The Apple ][ was a breakthrough machine, because it came preassembled, had video terminal functionality that worked with a TV, and a full BASIC burned onto the ROMs, meaning a customer had merely to buy an Apple ][ and immediately be able to Get Shit Done. It's possible someone else would have done it, and that they would've achieved the popular awareness to make it a successful product, but far from certain.
That said, if I were to point to something much more black & white, it would be something very closely related to Apple, but somewhat distinct: The 6502 CPU. In a time when even the cheapest CPUs cost hundreds of dollars minimum, the a $20 CPU was revolutionary, and it only happened because the Motorola 6800 team's was so insistent against management that it should be cheaper, when Motorola corporate ignored them, they quit and formed MOS to sell a 6800 clone at a fair price themselves. Here's a couple more points to consider: One, the first wave of 8-bit PC products using the 6502/Z80/etc barely existed in the 1970s, but the 68000 shipped in 1979, meaning if it was the M68k team instead that had revolted to form their own MOS Technologies, the 8-bit and 16-bit eras would've been bypassed completely! Two, while the first "integrated" (single-chip) CPU was the 1971 Intel 4004, the technology needed to create such a thing had existed since the mid-1960s, and the 4004 itself was only created as an incidental side-project in the development of another company's terminal console mainboard (which ended up using a discrete logic implementation, forcing Intel to look for other applications to sell the 4004).

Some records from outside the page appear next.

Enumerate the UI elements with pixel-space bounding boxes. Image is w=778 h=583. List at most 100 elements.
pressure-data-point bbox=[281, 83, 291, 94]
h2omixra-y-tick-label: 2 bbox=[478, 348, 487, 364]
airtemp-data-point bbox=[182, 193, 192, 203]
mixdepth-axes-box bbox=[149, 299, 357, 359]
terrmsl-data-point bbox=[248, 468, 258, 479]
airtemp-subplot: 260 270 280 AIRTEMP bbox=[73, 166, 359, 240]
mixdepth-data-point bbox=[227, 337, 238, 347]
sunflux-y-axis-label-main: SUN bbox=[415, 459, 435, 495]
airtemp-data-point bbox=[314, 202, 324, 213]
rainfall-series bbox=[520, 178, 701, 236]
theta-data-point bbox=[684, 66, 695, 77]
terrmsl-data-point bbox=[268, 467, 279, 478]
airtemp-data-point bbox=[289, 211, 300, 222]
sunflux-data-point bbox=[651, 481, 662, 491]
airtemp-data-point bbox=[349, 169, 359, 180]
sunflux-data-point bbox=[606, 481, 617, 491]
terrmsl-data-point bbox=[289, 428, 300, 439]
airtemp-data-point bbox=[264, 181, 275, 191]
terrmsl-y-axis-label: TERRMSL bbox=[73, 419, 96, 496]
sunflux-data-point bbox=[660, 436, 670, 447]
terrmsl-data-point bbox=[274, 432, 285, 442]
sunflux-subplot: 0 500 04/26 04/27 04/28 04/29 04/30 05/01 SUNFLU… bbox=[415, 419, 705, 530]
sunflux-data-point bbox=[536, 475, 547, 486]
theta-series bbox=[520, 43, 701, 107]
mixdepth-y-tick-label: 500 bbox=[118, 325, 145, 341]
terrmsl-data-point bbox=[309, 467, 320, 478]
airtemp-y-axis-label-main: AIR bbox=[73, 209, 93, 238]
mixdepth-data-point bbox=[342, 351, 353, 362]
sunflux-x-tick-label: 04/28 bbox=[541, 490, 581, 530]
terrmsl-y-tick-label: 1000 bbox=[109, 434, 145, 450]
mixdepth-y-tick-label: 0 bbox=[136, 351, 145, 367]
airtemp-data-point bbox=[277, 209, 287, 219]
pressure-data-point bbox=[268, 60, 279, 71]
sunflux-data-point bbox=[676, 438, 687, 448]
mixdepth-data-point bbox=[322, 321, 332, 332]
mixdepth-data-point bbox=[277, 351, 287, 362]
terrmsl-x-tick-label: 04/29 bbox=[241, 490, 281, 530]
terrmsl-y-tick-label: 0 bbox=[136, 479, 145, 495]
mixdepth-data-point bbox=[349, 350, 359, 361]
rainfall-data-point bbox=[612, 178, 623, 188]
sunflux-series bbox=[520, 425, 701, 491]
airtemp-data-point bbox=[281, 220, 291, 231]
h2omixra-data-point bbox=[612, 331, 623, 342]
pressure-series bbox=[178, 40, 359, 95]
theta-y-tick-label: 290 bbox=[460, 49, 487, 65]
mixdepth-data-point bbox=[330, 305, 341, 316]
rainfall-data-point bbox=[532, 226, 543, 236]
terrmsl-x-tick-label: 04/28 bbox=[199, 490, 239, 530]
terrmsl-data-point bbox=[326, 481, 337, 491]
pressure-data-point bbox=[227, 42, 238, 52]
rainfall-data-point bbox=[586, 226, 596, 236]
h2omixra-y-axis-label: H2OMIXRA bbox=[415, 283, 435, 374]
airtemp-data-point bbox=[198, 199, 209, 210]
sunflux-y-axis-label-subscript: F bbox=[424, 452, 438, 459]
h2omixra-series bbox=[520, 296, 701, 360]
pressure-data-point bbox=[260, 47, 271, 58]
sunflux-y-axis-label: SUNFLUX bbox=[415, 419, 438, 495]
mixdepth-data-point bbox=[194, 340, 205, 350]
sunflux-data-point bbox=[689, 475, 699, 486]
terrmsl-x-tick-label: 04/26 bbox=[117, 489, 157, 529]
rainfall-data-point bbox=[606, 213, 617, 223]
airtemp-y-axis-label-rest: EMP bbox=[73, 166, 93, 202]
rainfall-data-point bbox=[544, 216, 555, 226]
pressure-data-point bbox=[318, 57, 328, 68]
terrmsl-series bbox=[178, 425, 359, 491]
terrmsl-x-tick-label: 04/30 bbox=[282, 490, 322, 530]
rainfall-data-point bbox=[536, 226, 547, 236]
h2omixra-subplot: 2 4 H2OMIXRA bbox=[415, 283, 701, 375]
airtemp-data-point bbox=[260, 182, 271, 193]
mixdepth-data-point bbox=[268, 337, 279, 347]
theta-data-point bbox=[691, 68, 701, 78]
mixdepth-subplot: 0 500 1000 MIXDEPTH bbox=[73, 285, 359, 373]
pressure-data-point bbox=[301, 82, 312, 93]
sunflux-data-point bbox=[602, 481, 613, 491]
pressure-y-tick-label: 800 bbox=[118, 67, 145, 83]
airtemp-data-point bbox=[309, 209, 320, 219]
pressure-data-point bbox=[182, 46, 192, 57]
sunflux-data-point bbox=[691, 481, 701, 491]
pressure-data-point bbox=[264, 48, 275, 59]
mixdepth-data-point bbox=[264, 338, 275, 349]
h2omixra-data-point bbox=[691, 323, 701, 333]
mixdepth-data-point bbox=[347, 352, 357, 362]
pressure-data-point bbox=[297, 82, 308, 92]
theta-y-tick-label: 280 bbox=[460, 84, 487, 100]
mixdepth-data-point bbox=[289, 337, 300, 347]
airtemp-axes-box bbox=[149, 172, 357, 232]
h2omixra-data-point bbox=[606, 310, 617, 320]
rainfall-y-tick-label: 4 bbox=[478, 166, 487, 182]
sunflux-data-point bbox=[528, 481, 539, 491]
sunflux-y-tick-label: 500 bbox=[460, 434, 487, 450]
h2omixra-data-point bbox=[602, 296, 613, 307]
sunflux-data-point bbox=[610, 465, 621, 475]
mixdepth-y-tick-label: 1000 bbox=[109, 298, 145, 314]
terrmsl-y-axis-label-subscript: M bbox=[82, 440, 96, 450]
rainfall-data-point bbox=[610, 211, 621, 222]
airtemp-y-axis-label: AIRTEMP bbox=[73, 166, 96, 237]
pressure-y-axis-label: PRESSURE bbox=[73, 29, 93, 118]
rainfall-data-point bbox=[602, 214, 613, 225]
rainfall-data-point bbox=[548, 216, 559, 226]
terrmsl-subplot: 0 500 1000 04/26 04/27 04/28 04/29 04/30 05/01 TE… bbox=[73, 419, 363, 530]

The advent of the PC is very much an accident of history that could've happened decades earlier, later, faster, or slower.
Jobs (and Scully's after) anti-game disposition, and the Mac's b&w graphics (not to mention lack of A/V ASICs enforced by a legal settlement with The Beatles, no joke) certainly played a part, but the real killer was the lack of affordable developer tools. Early Macs were completely incapable of "bootstrap" self-development, relying on a >$10k Lisa for development, then when a native SDK shipped, it was the hundreds-of-dollars MPW, which further required hundreds of dollars of Inside Macintosh documentation. Other Mac SDKs like THINK C and Fantasm eventually shipped, they were still expensive and impenetrable for the time, amounting to too little, too late, for the sort of bedroom coders gaming relied on back then. While failure to ship a full Pascal/C/etc environment with the Mac was bad, far more harmful was the fact that no BASIC shipped with it. This was due quite substantially to Microsoft blocking the release of the (completely finished and ready to ship) MacBASIC developed by Apple, with the understanding MS would release a BASIC for the Mac, which they did (a disappointingly un-"Mac-like" product) far too late for it to matter.
As a result, it's unsurprising that the overwhelming majority of early Mac games were written in the only cheap rapid-development environment available, HyperCard. Which itself suffered from attempts by Apple to court 3rd-party devs by spinning it off into Claris.